As an addiction therapist, I often sense hesitation or reluctance from family members when they ask how they can help, and I encourage them to seek their own therapy and support group. Family members, understandably, want to focus on their loved one in treatment for addiction; “Yes, but what can I do to support my son/daughter, etc?” they often reply. I find myself wishing I could help parents, partners, siblings, and other family members understand just how important taking care of themselves really is to their loved one’s ability to achieve sustained recovery.

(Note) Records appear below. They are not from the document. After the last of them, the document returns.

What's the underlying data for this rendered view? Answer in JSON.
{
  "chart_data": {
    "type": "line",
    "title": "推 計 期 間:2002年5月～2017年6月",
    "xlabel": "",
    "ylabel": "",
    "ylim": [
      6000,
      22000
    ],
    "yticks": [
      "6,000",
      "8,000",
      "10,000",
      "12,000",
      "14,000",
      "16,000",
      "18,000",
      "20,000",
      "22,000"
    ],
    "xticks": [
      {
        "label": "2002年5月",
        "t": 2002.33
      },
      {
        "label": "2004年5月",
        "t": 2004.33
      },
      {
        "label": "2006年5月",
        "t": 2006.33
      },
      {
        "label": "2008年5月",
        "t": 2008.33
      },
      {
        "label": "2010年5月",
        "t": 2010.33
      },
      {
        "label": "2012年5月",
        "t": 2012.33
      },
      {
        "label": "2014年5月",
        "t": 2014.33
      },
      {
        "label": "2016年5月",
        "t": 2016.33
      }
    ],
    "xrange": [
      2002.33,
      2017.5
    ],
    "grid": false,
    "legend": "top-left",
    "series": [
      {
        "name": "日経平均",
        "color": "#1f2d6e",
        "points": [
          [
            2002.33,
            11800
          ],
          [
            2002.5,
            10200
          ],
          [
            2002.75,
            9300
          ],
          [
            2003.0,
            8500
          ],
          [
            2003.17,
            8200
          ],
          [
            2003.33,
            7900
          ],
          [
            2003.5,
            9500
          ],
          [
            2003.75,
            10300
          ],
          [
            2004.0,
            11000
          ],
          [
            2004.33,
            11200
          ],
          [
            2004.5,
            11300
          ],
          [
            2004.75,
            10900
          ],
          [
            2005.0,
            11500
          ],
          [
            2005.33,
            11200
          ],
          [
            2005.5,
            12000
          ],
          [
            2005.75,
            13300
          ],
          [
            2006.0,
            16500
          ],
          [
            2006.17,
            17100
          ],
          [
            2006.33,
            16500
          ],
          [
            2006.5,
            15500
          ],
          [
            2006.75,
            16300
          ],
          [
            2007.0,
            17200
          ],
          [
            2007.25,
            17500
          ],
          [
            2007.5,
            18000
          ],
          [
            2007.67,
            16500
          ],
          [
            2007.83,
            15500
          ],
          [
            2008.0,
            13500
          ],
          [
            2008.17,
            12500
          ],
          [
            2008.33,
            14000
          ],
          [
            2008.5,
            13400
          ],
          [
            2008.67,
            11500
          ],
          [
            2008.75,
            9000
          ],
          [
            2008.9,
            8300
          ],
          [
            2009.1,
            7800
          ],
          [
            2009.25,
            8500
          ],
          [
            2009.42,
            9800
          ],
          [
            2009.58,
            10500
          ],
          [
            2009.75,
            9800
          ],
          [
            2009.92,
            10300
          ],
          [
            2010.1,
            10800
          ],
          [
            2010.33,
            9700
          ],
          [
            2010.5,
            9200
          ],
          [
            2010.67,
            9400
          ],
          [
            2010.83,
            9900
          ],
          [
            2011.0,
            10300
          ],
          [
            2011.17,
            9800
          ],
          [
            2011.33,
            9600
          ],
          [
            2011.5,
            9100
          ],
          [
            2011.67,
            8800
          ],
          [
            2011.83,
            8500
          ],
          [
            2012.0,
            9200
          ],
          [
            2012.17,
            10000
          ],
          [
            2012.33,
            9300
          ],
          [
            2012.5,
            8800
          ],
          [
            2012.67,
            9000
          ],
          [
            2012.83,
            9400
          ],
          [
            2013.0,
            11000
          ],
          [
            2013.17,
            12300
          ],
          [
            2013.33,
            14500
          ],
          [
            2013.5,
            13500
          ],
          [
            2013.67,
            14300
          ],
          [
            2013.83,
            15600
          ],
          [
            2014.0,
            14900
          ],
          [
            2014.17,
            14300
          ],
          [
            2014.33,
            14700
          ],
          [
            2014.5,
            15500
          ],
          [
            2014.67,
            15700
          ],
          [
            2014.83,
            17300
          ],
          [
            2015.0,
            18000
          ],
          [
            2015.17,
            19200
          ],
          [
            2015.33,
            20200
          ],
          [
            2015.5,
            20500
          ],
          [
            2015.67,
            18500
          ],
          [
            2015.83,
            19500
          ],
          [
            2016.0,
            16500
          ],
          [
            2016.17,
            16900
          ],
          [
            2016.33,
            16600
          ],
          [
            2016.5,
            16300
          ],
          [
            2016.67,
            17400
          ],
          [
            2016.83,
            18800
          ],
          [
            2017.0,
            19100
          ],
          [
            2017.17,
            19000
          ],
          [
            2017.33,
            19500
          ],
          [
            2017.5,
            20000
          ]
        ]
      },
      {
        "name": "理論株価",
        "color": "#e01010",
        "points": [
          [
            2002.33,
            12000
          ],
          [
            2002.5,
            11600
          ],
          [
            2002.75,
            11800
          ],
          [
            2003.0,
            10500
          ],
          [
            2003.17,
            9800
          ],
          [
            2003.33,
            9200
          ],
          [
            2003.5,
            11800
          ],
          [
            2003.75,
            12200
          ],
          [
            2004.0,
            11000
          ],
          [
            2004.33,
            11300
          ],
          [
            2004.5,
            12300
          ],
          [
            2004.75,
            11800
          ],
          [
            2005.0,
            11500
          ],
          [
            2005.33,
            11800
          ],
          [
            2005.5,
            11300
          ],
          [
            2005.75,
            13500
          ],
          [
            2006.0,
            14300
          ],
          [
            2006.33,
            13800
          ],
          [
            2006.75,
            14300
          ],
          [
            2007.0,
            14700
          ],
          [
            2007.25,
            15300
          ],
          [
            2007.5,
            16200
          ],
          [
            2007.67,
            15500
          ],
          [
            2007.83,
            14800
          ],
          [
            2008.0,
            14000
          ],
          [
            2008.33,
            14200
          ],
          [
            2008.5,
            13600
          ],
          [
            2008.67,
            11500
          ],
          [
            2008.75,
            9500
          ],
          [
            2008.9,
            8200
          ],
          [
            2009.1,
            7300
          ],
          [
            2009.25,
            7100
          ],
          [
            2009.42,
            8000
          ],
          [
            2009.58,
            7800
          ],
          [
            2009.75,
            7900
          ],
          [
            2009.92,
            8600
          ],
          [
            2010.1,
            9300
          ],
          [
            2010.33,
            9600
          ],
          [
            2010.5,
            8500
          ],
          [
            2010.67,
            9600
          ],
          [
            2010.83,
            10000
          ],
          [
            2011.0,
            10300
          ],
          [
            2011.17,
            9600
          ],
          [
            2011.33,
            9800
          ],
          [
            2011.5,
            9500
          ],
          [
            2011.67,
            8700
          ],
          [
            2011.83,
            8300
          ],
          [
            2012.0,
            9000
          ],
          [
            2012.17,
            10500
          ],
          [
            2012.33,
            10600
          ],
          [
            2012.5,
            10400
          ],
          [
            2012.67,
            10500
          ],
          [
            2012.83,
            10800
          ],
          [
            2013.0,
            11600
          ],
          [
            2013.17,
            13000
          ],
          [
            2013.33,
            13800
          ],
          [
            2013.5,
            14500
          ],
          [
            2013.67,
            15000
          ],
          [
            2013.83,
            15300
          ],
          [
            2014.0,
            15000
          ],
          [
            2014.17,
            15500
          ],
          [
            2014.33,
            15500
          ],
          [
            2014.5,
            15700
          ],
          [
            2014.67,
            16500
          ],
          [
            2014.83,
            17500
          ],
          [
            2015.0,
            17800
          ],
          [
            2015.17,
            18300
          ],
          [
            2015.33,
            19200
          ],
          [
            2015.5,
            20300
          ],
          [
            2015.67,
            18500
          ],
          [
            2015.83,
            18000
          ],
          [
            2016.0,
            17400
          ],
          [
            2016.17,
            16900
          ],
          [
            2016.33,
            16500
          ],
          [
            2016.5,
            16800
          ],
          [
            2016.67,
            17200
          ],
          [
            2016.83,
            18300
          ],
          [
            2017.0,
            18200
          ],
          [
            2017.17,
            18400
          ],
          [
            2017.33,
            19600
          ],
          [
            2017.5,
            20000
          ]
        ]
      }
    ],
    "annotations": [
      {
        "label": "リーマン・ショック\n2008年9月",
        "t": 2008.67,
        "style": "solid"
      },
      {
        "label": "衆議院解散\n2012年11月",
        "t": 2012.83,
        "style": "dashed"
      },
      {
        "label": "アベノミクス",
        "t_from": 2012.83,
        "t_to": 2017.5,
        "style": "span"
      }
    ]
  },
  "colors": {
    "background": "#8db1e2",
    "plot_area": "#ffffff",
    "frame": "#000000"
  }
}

Most of us have heard that addiction is a family disease. It not only affects the user, but the whole family, as well. Particularly, living under the same roof with someone who’s dependent on alcohol or drugs, family members must navigate and endure the chaotic world of addiction, ultimately adopting coping strategies that can create lasting negative effects. A client can successfully complete an inpatient treatment program, and if they return to an unchanged family system, chances of maintaining long term sobriety are significantly reduced. Most people have heard the term “co-dependence,” but what does that mean? As parents and partners we desperately want to help our loved one stop using and will go to any length to do so. However, (and if you haven’t experienced this already, you will soon learn) you can hide, pour out, and throw out as many bottles of alcohol and paraphernalia as you want to, and the addiction will persist. This temptation to control and prevent our loved ones from continuing to engage in behaviors that hurt them and everyone around them is a natural instinct, yet only seems to add to the pain and unmanageability of the addiction and family relationships. So, what do you do? How can you help?
Recommended behaviors of distancing yourself from the active user and developing your own healthy self-care habits seems counter-intuitive. How can you be expected to just walk away and focus on yourself? For many it seems near impossible. Understanding how these actions can support your loved one and even increase the chances for success in long term recovery is not easy. Perhaps you have come to understand how focusing on your own needs and discontinuing efforts to control the addict is a good idea; but you cannot possibly imagine stepping aside knowing that your loved one may continue putting themselves at risk. You may even be afraid their consumption will increase once you are no longer there to monitor and restrict their access and use. This is precisely why the addiction professional is encouraging you to attend a support group and/or engage in your own therapy. Understanding what co-dependence in relationships really looks like and how you can stop engaging in these unhelpful behavior patterns is not something that can be accomplished through a brief phone call with the addiction therapist working with your loved one.
If your initial reaction to the idea of going to an Al-anon meeting is that you’d rather have a root canal… go anyway and know that your addicted love one feels the same way about attending meetings and being in treatment. How would you respond if your addicted family member said, “I don’t want to go because I feel uncomfortable” or “I just don’t understand how this can help me?” If you have tried Al-anon and have not had a good experience I encourage you to try again. The group dynamic and general culture can be very different among groups. Try a different group and go more than once! If Al-anon is not your jam, there are many other resources for family support out there (see links below).
As a professional therapist who has experienced both living with addicted family members and working with individuals struggling with addiction, I implore you to turn your focus to yourself and your own wellbeing and away from the addict. Take a breather! Allow yourself to be taken care of for a change. Your willingness and ability to do so will be a gift to both yourself and your loved one in the long run.